All quotes from
Lynn's book
Humans are pitiful
in that we are most dependent on the other orders of Creation [elements,
plants, animals].
Like an iceberg,
most of who we are as human beings resides beneath the surface; our
subconscious self is so much larger than what we think it is.
The word
"debwewin" translates to "a personal truth that is rooted in
one's heart", and "Gdebwe na?" is a truth question that
translates to "Are you speaking from the heart?", inferring a broader
understanding of knowledge that involves the heart.
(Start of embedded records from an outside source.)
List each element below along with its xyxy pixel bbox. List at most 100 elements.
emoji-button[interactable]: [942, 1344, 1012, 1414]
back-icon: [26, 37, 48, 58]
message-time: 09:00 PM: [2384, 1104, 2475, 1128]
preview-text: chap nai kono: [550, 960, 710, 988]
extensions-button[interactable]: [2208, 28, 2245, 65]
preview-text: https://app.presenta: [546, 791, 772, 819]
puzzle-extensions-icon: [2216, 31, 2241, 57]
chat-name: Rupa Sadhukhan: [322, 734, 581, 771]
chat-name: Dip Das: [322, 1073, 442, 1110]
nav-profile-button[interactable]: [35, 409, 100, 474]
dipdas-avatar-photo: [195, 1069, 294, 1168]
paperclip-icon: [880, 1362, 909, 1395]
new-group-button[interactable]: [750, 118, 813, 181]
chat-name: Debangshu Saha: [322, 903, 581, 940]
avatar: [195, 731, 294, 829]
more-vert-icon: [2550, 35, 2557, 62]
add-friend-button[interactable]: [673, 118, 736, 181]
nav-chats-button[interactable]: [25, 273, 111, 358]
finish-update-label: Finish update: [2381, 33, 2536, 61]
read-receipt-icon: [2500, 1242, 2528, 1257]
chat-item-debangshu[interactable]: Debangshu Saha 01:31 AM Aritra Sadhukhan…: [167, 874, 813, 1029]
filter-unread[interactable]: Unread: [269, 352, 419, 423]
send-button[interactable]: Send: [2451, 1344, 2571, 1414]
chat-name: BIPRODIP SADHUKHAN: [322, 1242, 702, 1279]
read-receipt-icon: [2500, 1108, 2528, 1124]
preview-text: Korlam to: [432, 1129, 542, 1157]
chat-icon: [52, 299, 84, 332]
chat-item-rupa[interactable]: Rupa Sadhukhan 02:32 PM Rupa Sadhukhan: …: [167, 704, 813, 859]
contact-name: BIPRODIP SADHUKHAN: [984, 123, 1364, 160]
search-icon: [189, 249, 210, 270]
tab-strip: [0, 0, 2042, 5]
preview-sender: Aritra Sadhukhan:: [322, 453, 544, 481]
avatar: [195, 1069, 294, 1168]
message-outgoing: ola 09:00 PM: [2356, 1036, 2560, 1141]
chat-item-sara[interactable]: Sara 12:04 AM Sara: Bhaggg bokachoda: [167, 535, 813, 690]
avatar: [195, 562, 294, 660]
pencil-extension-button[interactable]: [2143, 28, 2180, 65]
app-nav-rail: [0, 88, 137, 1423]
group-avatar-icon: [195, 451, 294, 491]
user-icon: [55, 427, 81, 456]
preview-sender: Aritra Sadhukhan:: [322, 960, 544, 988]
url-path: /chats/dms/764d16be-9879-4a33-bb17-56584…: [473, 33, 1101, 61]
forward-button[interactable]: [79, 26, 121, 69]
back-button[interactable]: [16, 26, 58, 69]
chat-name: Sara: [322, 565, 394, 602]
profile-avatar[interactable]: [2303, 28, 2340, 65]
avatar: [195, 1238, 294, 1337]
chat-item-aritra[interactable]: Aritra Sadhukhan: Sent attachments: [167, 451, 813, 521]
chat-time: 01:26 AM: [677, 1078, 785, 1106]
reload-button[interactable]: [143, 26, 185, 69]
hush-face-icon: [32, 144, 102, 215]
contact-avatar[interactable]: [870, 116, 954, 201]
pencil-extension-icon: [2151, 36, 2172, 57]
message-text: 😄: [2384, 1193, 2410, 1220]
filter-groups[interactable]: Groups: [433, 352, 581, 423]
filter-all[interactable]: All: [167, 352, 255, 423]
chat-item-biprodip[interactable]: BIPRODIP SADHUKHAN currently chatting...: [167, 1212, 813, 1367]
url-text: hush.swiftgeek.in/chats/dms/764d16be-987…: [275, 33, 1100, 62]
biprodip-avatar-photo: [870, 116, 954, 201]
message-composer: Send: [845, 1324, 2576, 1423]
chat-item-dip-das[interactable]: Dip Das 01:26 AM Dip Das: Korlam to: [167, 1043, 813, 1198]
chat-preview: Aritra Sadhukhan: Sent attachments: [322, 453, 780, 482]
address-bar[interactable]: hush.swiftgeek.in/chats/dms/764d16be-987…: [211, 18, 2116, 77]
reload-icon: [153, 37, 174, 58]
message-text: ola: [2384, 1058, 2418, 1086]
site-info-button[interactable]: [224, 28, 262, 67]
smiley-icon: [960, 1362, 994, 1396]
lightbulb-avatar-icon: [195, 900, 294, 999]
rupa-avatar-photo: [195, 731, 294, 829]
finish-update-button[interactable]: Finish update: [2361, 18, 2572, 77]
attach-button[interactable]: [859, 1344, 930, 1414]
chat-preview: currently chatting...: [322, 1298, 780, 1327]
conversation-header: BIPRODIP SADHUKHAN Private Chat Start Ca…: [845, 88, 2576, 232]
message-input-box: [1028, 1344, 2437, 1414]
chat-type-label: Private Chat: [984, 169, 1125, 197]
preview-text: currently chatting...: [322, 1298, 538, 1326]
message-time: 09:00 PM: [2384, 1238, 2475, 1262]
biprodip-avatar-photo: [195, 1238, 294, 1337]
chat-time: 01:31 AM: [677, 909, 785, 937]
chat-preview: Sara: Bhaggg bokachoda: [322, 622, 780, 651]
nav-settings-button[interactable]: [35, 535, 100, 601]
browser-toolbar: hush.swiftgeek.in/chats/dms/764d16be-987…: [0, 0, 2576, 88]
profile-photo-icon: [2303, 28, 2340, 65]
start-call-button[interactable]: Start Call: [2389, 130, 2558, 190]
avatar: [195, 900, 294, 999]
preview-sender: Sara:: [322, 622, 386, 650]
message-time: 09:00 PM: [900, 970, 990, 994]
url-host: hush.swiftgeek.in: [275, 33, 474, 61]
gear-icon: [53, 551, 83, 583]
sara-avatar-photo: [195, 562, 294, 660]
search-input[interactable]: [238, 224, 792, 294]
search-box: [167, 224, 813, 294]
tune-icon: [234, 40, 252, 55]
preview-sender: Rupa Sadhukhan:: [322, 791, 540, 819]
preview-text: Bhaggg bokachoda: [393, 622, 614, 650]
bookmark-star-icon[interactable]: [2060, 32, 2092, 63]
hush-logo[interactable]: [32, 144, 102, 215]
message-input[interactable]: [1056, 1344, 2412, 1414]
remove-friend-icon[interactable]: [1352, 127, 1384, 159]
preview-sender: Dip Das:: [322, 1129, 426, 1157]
Said another way, the question "Gdebwe
na?" is a cultural mechanism that ensures that knowledge spoken is not
merely mind, or intellectual, knowledge; it is a question that ensures that
knowledge is also heartfelt.
Within the Moon
Ceremony we sing four songs: the Welcoming Song, the Water Song, the Kokomis
(Grandmother) Song, and the Miigwetch (Thank You) Song.
Women retain their
clan affiliation and responsibilities after they marry, rather than becoming an
appendage of their husbands.
Broadly speaking,
Indigenous knowledge is the knowledge that predates heteropatriarchy, sexism,
racism, ableism, industrialization, capitalism, corporate power, and
materialism.
Hegemonic power,
where personal agency is shaped and manipulated and we become complicit in our
own domination -- there appears to be a little bit of choice…. We need to keep
in mind that the better the oppressor, the more we will think we are free.
Canadians need to
remember that humans are foremost children of the earth rather than children of
nation-states.
Needed are songs
that will remind us that water was here first, that it is an older sibling
without whom we are unable to live.
Indigenous knowledge
is non-linear, situated, wholistic, experiential, introspective, moral,
emotional, rational, complex, unfolding, personal, and foremost a relationship.
We need to remember
the human spirit is in two places at the same time -- both inside and outside
-- and that Canada will never stop impinging on those two places as long as its
goal remains the control, oppression, and spiritual death of Indigenous people.